Definition
An infrared spectrometer is an instrument that analyzes the absorption characteristics of infrared radiation based on substances. It is used for qualitative and quantitative analysis of substances by measuring the absorption spectrum of the sample in the infrared light region to obtain information on molecular vibration and rotational energy level transitions. This technology is widely used in chemical, materials, pharmaceutical, food and environmental monitoring fields.
Principle
The core principle of infrared spectroscopy analysis is molecular vibration and rotational energy level transition.
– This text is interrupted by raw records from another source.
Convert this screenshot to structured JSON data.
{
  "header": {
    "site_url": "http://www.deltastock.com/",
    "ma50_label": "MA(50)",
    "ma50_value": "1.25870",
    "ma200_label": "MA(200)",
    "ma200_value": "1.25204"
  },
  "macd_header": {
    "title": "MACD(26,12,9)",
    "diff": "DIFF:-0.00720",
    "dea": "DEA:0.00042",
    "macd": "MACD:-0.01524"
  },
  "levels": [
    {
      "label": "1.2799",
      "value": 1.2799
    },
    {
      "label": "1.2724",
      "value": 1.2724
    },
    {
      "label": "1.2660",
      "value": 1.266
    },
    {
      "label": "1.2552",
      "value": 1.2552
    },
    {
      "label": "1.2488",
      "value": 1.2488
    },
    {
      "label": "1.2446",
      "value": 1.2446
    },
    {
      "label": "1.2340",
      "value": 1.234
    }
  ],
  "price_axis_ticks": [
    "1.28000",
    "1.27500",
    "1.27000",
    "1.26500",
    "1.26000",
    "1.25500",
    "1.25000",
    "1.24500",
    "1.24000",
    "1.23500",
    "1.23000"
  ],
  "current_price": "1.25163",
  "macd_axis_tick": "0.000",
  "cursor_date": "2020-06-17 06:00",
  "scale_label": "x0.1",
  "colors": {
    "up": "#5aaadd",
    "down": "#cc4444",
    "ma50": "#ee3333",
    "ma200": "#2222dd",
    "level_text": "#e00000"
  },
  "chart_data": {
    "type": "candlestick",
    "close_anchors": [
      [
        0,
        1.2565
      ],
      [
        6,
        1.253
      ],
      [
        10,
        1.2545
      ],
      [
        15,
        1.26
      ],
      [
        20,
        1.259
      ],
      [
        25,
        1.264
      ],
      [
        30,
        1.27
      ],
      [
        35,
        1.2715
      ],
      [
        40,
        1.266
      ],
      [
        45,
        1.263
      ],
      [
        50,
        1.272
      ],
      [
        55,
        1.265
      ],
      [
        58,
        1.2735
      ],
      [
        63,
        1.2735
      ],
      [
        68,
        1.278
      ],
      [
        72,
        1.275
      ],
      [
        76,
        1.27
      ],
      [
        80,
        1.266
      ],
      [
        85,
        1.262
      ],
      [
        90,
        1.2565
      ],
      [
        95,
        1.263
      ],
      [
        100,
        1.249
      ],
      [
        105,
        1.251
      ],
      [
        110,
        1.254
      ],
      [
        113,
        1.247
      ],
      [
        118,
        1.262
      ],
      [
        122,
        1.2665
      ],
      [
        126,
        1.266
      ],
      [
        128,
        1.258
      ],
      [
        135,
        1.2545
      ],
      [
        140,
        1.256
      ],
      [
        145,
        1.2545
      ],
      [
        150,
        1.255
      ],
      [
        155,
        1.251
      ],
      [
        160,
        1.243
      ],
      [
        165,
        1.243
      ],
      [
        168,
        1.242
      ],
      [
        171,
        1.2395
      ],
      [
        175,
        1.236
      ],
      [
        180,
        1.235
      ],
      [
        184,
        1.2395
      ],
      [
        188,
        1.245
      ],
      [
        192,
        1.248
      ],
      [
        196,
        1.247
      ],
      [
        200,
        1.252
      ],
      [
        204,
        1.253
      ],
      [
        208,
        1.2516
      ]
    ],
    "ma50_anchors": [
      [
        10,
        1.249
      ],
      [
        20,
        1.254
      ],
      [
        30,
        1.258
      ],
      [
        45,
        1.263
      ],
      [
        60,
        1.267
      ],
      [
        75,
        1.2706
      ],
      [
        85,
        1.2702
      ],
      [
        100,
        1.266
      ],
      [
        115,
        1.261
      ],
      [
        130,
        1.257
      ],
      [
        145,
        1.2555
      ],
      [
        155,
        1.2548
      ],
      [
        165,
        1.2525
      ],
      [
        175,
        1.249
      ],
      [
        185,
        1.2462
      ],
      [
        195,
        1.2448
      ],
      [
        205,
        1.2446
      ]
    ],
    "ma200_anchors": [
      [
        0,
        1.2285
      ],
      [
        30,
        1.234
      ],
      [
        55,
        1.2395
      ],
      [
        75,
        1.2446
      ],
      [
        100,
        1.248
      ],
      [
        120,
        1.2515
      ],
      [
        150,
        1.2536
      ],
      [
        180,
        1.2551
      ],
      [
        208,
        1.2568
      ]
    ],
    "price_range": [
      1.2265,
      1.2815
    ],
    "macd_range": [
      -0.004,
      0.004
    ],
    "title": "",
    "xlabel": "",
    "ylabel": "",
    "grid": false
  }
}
When infrared light irradiates a sample, a specific wavelength of infrared light is absorbed if the photon energy matches the vibration or rotational energy level difference of the chemical bonds in the molecule. The absorption intensity is related to the concentration and molecular structure of the substance, according to the Lambert-Beale law:
A = εbc
Where A is absorbance, ε is the molar absorbance coefficient, b is the path length, and c is the sample concentration. By recording absorption at different wavelengths, infrared spectra reflecting molecular characteristics can be obtained.
Measurement method
Common measurement methods include transmission, attenuated total reflectance, and diffuse reflectance. Transmission methods are suitable for transparent or translucent samples, where the sample is placed in the optical path and the transmitted light intensity is measured directly. Attenuated total reflectance is commonly used for liquid, colloidal or surface analysis to obtain information on the surface of a sample using total reflection. The diffuse reflection method is mostly used for powder or opaque solid samples to obtain spectral data by detecting scattered light. Depending on the sample state and analytical needs, the corresponding method can be selected with appropriate sample preparation techniques, such as tablet pressing or liquid film method.
Influencing factors
Infrared spectroscopy measurements are influenced by a variety of factors. Sample preparation methods, such as thickness, uniformity, and particle size, can alter spectral characteristics. Water vapor and carbon dioxide in the environment can interfere with specific wave bands. Instrument parameter settings, including resolution, number of scans, and signal-to-noise ratio, can also affect data quality. In addition, changes in sample temperature can cause peak shifts or shape changes. These variables need to be controlled during the analysis to ensure the reliability of the results.
Application
Infrared spectrometers have practical value in many fields. In chemical research, it is used to identify functional groups and molecular structures. The pharmaceutical industry uses it for raw material identification and quality control. It can be used in food testing for ingredient analysis and adulteration identification. Environmental monitoring can detect pollutants such as organic volatiles. In materials science, it is used for polymer characterization and surface analysis. These applications are based on the high specificity of infrared spectroscopy for the recognition of molecular fingerprint regions.
Selection
When choosing an infrared spectrometer, it is necessary to comprehensively consider the technical parameters and application requirements. The spectral range should cover the mid-infrared region, and some applications need to be extended to the near-infrared or far-infrared. Resolution affects peak separation ability, and medium resolution is available for general analysis. Detector type such as DTGS or MCT is selected according to sensitivity requirements. The functionality and data processing capabilities of the operating software are also worth paying attention to. In addition, instrument stability, maintenance costs, and subsequent technical support are factors that need to be evaluated in actual work. Comprehensive judgment based on specific sample types and analysis goals can help to select suitable instruments.